Bei „Levensau“ ist sehr früh mit den Erdarbeiten begonnen worden. Auf der Strecke, in der von hier bis Knoop der neue Kanal den großen Bogen geradlinig abschneidet, den der alte Eiderkanal machte, hat man ein gutes und betuliches Bild des Kanalbettes in seiner ganzen Breite, das an einzelnen Stellen kaum meterweit entfernt an jetzt noch friedlich bewohnten, bald aber wohl abzubrechenden Bauernhäusern vorbeiführt. Mancher Baum hat fallen müssen – und noch manche werden ihm folgen, und wo in den Buchen auf gerundeten Höhen der Buchfink schlug, da werden unten im Grunde Panzerschiffe schnaufen. Schöner wird das ganze liebliche Gelände nicht werden durch den neuen Kanal, und man wird an ihm entlang an sonnigen Apriltagen keine Veilchen pflücken, wie früher an dem alten, der einem leise durch Gärten, Feld und Wald fließenden gewundenen Fluß glich. Das wird anders! – Aber es muß so sein!

An einer Stelle im neuen Kanalbett, da wo der Trockenbagger in der ganzen Breite der künftigen Wasserstraße Reihe um Reihe ausgeschaufelt hat im grauen festen Thon, sieht es aus wie ein mäßig und gleichförmig bewegtes Meer, das plötzlich stehen geblieben und erstarrt ist.

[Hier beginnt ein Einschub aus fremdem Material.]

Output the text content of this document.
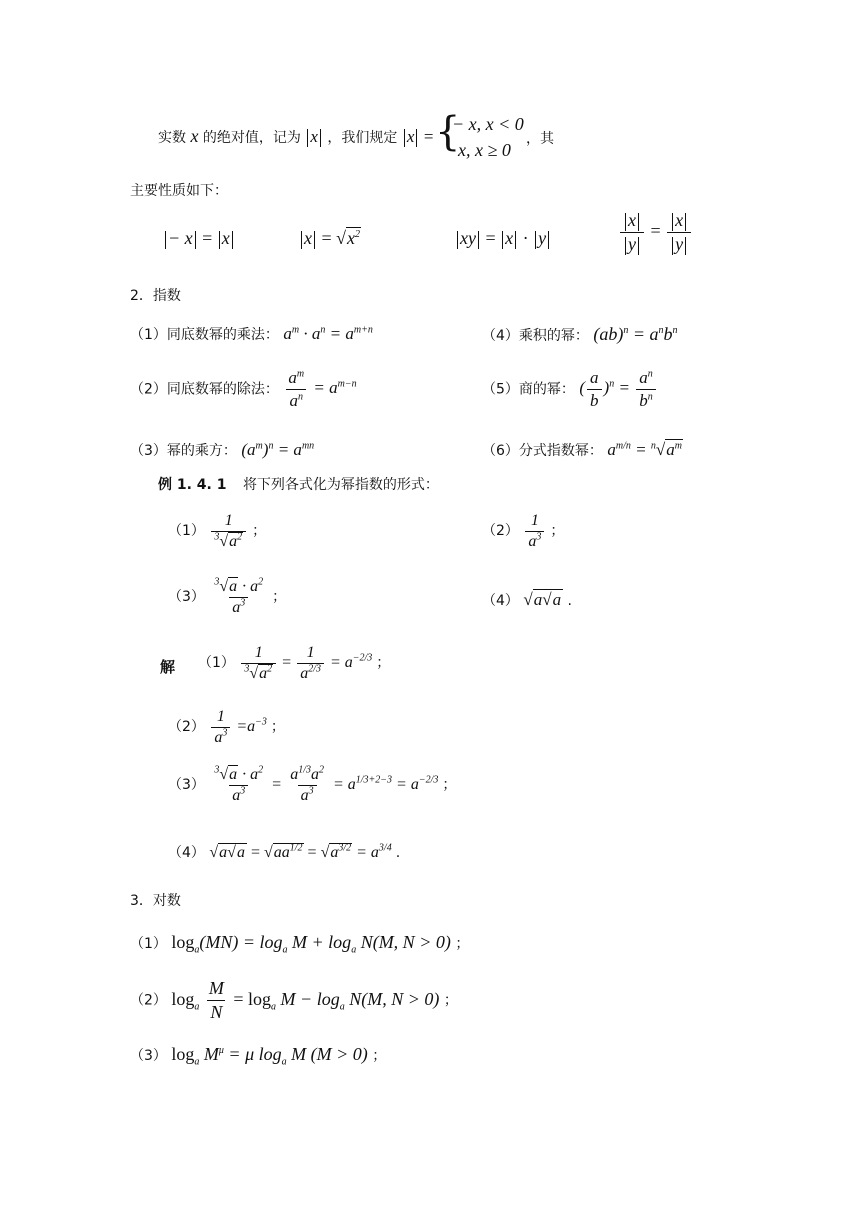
实数 x 的绝对值，记为 x ，我们规定 x = {
− x, x < 0
x, x ≥ 0
，其
主要性质如下：
− x = x	$x = √x^2$	xy = x · y	$\frac{x}{y} = \frac{x}{y}$
2．指数
（1）同底数幂的乘法： $a^m \cdot a^n = a^{m+n}$	（4）乘积的幂： $(ab)^n = a^nb^n$
（2）同底数幂的除法： $\frac{a^m}{a^n} = a^{m-n}$	（5）商的幂： ( $\frac{a}{b} )^n = \frac{a^n}{b^n}$
（3）幂的乘方： $(a^m)^n = a^{mn}$	（6）分式指数幂： $a^{m/n} = ^n√a^m$
例 1. 4. 1 将下列各式化为幂指数的形式：
$(1) \frac{1}{^3√a^2}$ ；	$(2) \frac{1}{a^3}$ ；
$(3) \frac{^3√a \cdot a^2}{a^3}$ ；	（4） √a√a .
解 $(1) \frac{1}{^3√a^2} = \frac{1}{a^{2/3}} = a^{-2/3}$ ；
$(2) \frac{1}{a^3} =a^{-3}$ ；
$(3) \frac{^3√a \cdot a^2}{a^3} = \frac{a^{1/3}a^2}{a^3} = a^{1/3+2-3} = a^{-2/3}$ ；
（4） $√a√a = √aa^{1/2} = √a^{3/2} = a^{3/4}$ .
3．对数
（1） $\log_a(MN) = \log_a M + \log_a N(M$, N > 0) ；
（2） $\log_a \frac{M}{N} = \log_a M - \log_a N(M$, N > 0) ；
（3） $\log_a M^\mu = \mu$ $\log_a M$ (M > 0) ；
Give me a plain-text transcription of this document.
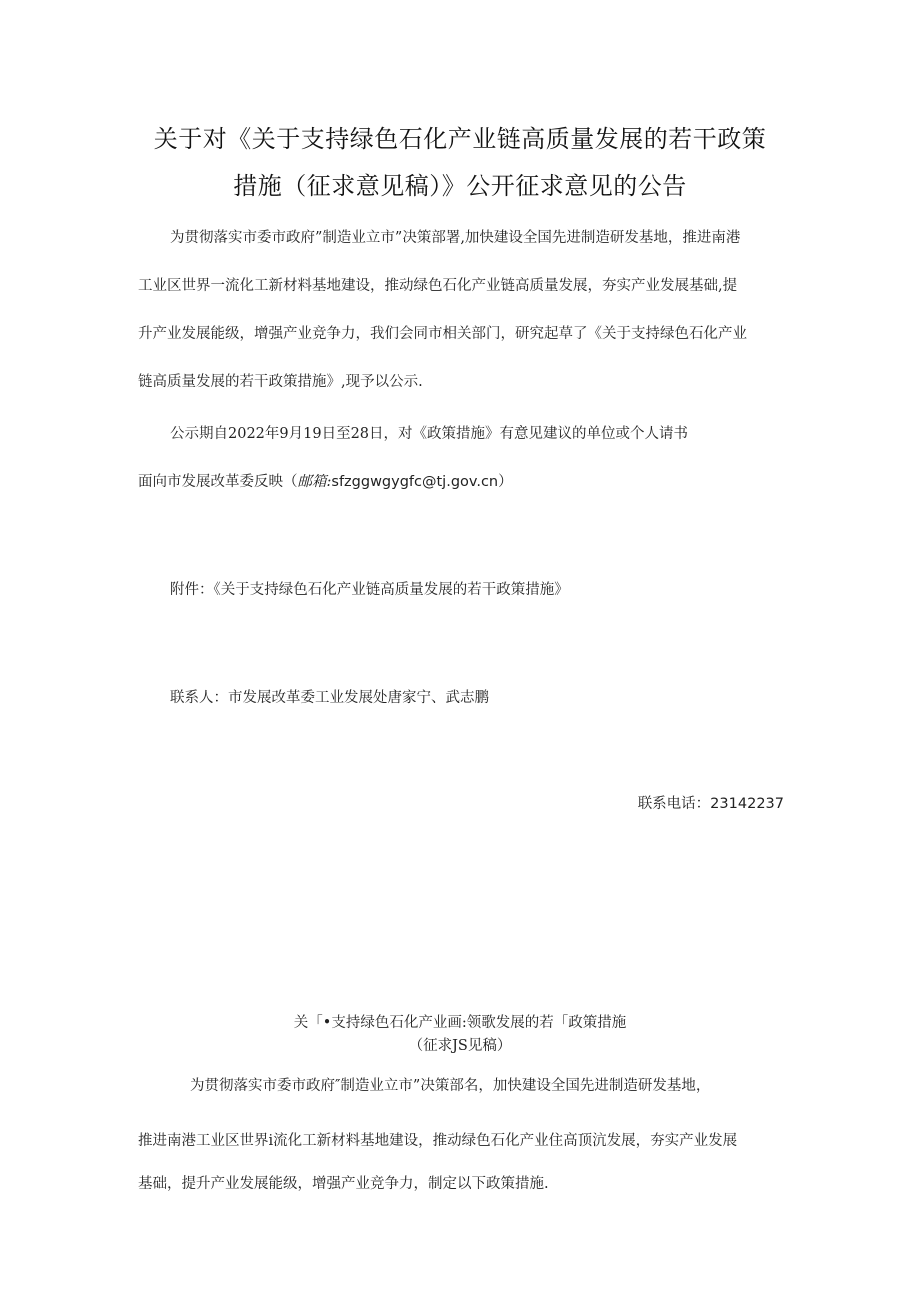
关于对《关于支持绿色石化产业链高质量发展的若干政策
措施（征求意见稿）》公开征求意见的公告
为贯彻落实市委市政府”制造业立市”决策部署,加快建设全国先进制造研发基地，推进南港
工业区世界一流化工新材料基地建设，推动绿色石化产业链高质量发展，夯实产业发展基础,提
升产业发展能级，增强产业竞争力，我们会同市相关部门，研究起草了《关于支持绿色石化产业
链高质量发展的若干政策措施》,现予以公示.
公示期自2022年9月19日至28日，对《政策措施》有意见建议的单位或个人请书
面向市发展改革委反映（邮箱:sfzggwgygfc@tj.gov.cn）
附件：《关于支持绿色石化产业链高质量发展的若干政策措施》
联系人：市发展改革委工业发展处唐家宁、武志鹏
联系电话：23142237
关「•支持绿色石化产业画:领歌发展的若「政策措施
（征求JS见稿）
为贯彻落实市委市政府″制造业立市”决策部名，加快建设全国先进制造研发基地，
推进南港工业区世界i流化工新材料基地建设，推动绿色石化产业住高顶沆发展，夯实产业发展
基础，提升产业发展能级，增强产业竞争力，制定以下政策措施.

Weiterhin wird das Bett des gewaltigen Durchstichs durch ein Hochmoor geleitet, in dem nebenher ganz praktisch etwas Torfstich geübt wird. Die Befestigung der Kanalufer in diesen Moorgegenden, namentlich weiter westlich zwischen Rendsburg und Elbe, im Meckelmoor und im Kudensee, wird den Technikern unserer Zeit etwa ebenso viel Mühe verursachen wie vor 100 Jahren die kleineren Moorgründe des Obereiderlaufes den damaligen Erbauern. Auch unweit der Ostseemündung des Kanals ist ja solch ein Moorgebiet, aus dem schon jetzt durch den Druck der aufgeschütteten Dämme Torf- und Schlammmassen herausquellen, die dem Tiefbagger dort Arbeit geben, der vor der Mündung liegt. Ein Theil des ausgehobenen festen Bodens, der zumeist aus lehmigem Sande besteht, wird hier zur Herstellung einer festen und sicheren Kanalböschung verwendet werden. An einigen Stellen werden in entsprechendem Abstande vom Kanal parallel zu demselben in dem weichen Moorboden noch besondere Dämme von festem Lehmboden hergestellt, die das an den Kanal grenzende moorige Land verhindern sollen, in ihn einzudringen.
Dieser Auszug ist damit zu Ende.